Incident Report: Full Networking failure on April 9, 2023
On around 2AM ICT, we have detected some unusual CPU utilization on one of our cluster nodes, presumed to be some kind of CRI bug related to containerd and runc which is an upstream issue, throttling all other services and causing them to fail. We have decided to do a full reboot of the affected nodes. Assuming that our systems were not being under active usage, we decided to bring the cluster down for maintenance.
What we did not know however, was that there were more underlying issues waiting for us after the reboot.
At around 2:30 ICT, we noticed some unusual problems in some of our services indicating that the nodes that were being rebooted have failed to establish a connection with our service mesh, preventing all pods on the node to allocate an IP address and causing them to fail.
The service failures started rolling in as all services scheduled to be on that node failed to restart, including:
- HashiCorp Consul
- HashiCorp Vault running on High-availbility mode, using the Consul Backend
- The entire Grafana LGTM Stack, also relying on Consul for its internal service mesh, including Loki, Tempo, and Mimir
- Mastodon
- Traefik (partially)
- Terra (partially with package uploads disabled)
- Subatomic
- Madoguchi (metadata microservice for Subatomic)
- KeyDB
- PostgreSQL
- Hetzner Cloud CSI Service
- JuiceFS CSI Service
Upon further inspection, we have discovered that the reason the pods were failing to allocate their IP addresses were due to an issue related to Multus, a meta-CNI we use in our stack along with Calico to add support for additional networking plugins, like bandwidth limits and additional network metering policies.
Multus is supposed to be used as the main CNI interface for all networking, in which we were supposed to run Calico on top of. However, for some reason it has failed to contact the Kubernetes API.
2023-04-08 21:56:16.577 [ERROR][206547] plugin.go 580: Final result of CNI DEL was an error. error=error getting ClusterInformation: Get "https://10.43.0.1:443/apis/crd.projectcalico.org/v1/clusterinformations/default": dial tcp 10.43.0.1:443: i/o timeout
Multus was attempting to re-allocate its IPs and virtual network interfaces after we have done a cold reboot on the nodes, but it was somehow failing because it has failed to contact the Kubernetes API through its own proxy, which also failed to start.
We assumed that this was a temporary issues that would fix itself later on, but we were completely wrong.
We attempted system upgrades on other nodes, also issuing them cold reboots in hopes that this will re-initialize the mesh, but the same network failures started appearing on those nodes too, eventually spreading to all nodes being completely isolated from its own network and unable to establish a network connection at all.
Our core services such as the Terra repositories seem to be still up at that moment, so we have decided to leave it as-is for further troubleshooting.
At 6:31 ICT, developers started reporting that the Terra repositories have gone down, escalating this into a major incident as it has fully taken down all services.
Fortunately, we have recorded this incident in detail earlier and our team quickly continued working on fixing the issue.
We managed to completely uninstall Multus and Calico replacing it with the Cilium CNI, which worked well enough and was fully supported by RKE2, fixing the issue by replacing the outdated networking backend with eBPF.
By 14:30 ICT, we rolled back most of the cluster settings (except for the CNI) and all services are now back up.

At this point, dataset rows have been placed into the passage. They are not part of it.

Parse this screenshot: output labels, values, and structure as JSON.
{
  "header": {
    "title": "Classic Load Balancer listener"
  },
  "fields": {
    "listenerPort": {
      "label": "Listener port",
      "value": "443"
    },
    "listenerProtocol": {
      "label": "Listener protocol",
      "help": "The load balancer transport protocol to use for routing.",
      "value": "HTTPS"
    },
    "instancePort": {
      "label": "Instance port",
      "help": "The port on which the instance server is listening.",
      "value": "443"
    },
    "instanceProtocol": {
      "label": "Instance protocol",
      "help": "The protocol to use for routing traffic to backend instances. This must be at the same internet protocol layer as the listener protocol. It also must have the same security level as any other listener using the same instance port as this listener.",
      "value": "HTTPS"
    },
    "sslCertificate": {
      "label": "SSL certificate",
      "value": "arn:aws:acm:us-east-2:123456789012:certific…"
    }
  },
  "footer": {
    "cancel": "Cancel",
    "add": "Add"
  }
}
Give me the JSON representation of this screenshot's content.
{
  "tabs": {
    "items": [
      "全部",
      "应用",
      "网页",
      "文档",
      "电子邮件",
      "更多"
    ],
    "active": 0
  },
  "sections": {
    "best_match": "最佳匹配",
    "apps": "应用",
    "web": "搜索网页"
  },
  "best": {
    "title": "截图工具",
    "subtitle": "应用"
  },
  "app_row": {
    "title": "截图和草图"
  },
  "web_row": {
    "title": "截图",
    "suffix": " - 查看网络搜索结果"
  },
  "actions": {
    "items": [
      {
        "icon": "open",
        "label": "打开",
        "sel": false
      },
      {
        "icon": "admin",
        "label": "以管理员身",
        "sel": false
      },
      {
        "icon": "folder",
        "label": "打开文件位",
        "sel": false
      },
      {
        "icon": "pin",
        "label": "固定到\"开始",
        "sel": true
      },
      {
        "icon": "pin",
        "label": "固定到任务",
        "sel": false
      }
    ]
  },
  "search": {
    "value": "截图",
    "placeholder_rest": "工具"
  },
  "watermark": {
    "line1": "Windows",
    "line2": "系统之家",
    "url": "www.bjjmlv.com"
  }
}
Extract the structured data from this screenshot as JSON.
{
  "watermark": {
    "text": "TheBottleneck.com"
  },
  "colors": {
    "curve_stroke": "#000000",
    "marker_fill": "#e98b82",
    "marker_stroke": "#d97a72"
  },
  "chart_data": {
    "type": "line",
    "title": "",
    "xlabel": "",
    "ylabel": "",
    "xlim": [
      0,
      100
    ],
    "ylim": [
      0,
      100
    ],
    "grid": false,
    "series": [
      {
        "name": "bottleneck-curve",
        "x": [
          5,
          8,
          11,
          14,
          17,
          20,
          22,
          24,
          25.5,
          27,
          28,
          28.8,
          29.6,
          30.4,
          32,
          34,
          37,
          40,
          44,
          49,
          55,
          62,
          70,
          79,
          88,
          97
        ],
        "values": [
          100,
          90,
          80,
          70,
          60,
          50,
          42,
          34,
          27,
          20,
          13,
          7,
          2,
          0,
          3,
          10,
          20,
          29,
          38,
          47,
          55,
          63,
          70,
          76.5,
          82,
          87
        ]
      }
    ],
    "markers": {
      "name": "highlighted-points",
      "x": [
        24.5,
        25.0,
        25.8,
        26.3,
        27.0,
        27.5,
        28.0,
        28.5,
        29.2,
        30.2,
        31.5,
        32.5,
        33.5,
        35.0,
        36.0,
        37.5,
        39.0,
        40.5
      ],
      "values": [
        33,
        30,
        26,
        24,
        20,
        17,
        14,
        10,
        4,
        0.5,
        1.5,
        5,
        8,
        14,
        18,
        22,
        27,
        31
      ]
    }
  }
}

We are sorry for the inconvenience for the last several hours, the cause of which is still unknown.
On the bright side
We have discovered the the Cilium CNI worked very well with our setup, even better than Calico.
Initially we were basing our choices on this blog post for our CNI backends, which shows the following:
While we see the merits of using eBPF for our networking proxy instead of iptables, we initally decided against Cilium due to its resource footprint in this chart. However, in our real-world use case it seemed that Cilium was using an acceptable amount of resources as all the other CNIs we tried, i.e Calico, Canal, and Flannel in our acceptable threshold of 1 core per node.
So, in practice, the slightly heavier footprint of Cilium was negotiable in our small cluster use-case, and seemed to be working very well on our setup.